Why is is that any beginner that poorly and wrongly understands some concepts writes a tutorial? Please, correct the mistakes and stop making affirmations like: “MOSFET may need 10-15 Gate-Source potential difference”.
Here’s my constructive criticism: go learn about MOS transistors and when you understand them very well, then write a tutorial. There are plenty of books that cover the basic stuff, even online resources.
to HAD: please stop posting poor quality tutorials.
This ^^.
Surely you’re not that starved for content?
Realistically, you just have to be able to sink or source enough charge quickly to the gate of the mosfet. From a purely physics based model, you are driving a capacitive load(the gate of the mosfet). You should be able to use just a standard BJT or a lower gate capacitance mosfet as a single transistor mosfet driver. Doing that, you can sink or source the small amount of charge pretty quickly, without the cost of a driver!
And as DanJ pointed out… there is a significant amount of ringing. Yay for oscillators(glad he is just using it for switching, not analog signals!)
Now I’m waiting to see a decent write up on JFETs! ;)
the_truth, what you are saying, actually does not work (the part with a single BJT or other transistor as a driver). With a single active component you can either do a good job sinking or sourcing, not both, as the “other side” of your circuit (the other side of the half bridge) would end up being a resistor.
Using a half bridge circuit (two transistors on top of each other, when one open, the other closed) would do the job, but then you need some carfull design to prevent them form being open at the same time, plus sume other “minor” nuances. And you need those transistors to be able to deliver current in amps.
That’s where drivers rule, and usually end up being cheaper and more reliable solution.
That’s
In regards to the “ringing” that some posters mentioned (see the rising and falling edge), I can only guess that it’s a result of the long wiring to power supply.
When it comes to nano seconds, especially with “significant” currents (Ig might go above 1Amp easily), every wire twist counts.
Well in part, the trace/lead is the cause of the ringing. The trace/lead has a bit of inductance plus the gate being a capacitor gives you an LC oscillator. Just add a resistor to dampen and the ringing will be reduced. I want to say 100 ohms? but don’t quote me on the value.
btw saw these the other day, almost plug and play.
It has opto isolation for safety, and lots of current to turn on the gate of power mosfets.
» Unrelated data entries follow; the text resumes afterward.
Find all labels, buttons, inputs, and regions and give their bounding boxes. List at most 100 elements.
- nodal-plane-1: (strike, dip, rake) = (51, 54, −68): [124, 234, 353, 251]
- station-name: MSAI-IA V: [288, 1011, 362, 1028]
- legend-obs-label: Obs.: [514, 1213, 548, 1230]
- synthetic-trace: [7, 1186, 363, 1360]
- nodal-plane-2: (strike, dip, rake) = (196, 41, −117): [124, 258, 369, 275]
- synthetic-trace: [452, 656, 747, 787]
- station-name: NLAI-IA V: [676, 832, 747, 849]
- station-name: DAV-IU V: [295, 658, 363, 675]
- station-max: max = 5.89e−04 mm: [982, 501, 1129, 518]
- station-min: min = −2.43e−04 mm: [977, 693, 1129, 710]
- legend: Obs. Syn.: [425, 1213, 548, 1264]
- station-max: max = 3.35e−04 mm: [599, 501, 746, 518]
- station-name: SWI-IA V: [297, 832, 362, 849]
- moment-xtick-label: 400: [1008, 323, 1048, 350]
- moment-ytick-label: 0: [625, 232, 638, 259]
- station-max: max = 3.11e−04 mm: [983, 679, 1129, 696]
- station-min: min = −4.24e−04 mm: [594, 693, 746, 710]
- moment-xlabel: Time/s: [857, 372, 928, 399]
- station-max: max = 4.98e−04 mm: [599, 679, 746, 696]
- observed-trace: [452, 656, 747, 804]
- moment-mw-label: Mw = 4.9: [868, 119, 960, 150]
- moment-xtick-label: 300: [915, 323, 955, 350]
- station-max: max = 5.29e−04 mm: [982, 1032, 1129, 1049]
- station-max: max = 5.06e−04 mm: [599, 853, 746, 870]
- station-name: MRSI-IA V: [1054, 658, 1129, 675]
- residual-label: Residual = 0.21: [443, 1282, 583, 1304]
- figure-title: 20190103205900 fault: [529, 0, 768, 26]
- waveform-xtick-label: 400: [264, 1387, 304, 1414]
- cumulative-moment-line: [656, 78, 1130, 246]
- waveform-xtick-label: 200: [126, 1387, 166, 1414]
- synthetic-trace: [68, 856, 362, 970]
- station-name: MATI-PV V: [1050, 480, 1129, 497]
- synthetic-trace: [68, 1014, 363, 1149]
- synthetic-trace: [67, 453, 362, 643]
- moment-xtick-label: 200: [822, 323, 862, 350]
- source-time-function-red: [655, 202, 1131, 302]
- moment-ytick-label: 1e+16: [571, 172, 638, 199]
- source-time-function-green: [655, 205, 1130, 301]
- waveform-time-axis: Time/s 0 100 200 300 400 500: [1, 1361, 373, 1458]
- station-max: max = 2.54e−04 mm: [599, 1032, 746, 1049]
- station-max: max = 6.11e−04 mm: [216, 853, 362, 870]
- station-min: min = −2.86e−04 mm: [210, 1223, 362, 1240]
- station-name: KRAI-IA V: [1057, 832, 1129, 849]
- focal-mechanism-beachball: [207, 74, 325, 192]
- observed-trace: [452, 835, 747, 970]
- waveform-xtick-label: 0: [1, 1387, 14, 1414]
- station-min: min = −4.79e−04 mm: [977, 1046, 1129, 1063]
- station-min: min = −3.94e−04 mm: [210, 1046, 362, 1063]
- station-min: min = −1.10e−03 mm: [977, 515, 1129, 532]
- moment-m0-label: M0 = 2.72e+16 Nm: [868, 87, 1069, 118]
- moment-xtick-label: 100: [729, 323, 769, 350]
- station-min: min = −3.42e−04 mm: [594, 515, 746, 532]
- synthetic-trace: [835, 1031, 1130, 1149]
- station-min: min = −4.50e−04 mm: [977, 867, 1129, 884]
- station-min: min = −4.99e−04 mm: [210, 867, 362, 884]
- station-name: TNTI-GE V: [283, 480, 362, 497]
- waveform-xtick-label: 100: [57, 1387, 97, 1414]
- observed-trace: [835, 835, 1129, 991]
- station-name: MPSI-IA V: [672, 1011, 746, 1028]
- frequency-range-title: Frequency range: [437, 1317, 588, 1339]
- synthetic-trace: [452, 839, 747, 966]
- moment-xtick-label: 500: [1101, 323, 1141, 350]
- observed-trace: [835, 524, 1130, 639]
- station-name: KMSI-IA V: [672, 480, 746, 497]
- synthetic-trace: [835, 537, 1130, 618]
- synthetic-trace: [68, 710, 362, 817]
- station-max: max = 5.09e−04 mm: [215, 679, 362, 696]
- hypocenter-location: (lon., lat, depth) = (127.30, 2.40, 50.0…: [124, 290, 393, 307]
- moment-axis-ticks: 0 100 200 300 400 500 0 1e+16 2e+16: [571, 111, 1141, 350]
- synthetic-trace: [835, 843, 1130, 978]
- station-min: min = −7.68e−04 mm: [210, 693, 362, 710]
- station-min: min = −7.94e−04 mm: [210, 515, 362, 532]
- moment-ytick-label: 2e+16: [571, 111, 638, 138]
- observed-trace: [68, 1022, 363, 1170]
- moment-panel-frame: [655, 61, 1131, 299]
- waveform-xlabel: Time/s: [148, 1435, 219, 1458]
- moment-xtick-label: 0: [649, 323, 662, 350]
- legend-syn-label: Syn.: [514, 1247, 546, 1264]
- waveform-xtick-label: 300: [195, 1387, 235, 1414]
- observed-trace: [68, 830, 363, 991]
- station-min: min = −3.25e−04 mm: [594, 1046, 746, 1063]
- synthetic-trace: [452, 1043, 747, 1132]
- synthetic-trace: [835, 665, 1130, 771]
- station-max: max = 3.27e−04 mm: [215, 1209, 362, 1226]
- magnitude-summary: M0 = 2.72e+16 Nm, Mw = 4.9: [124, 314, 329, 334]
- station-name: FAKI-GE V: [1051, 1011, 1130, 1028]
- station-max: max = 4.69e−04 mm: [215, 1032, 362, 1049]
http://www.mouser.com/avagoigbtoptocouplers/?cm_sp=homepage-_-newproducts-_-Avago+Technologies+IGBT+Gate+Drive+Optocouplers
You don’t have do do fast switching every time, if you are driving something, that you switch on-off a few times a minute, I suggest you don’t do fast switching especially with inductive loads – this can cause huge voltage spikes and EMI. When it comes to driving motors with PWM, it is something different.
And about the drivers, you don’t need them, look at all the RC brushless motor controllers – hardly any uses the driver. I was always considering the driver only for IGBT.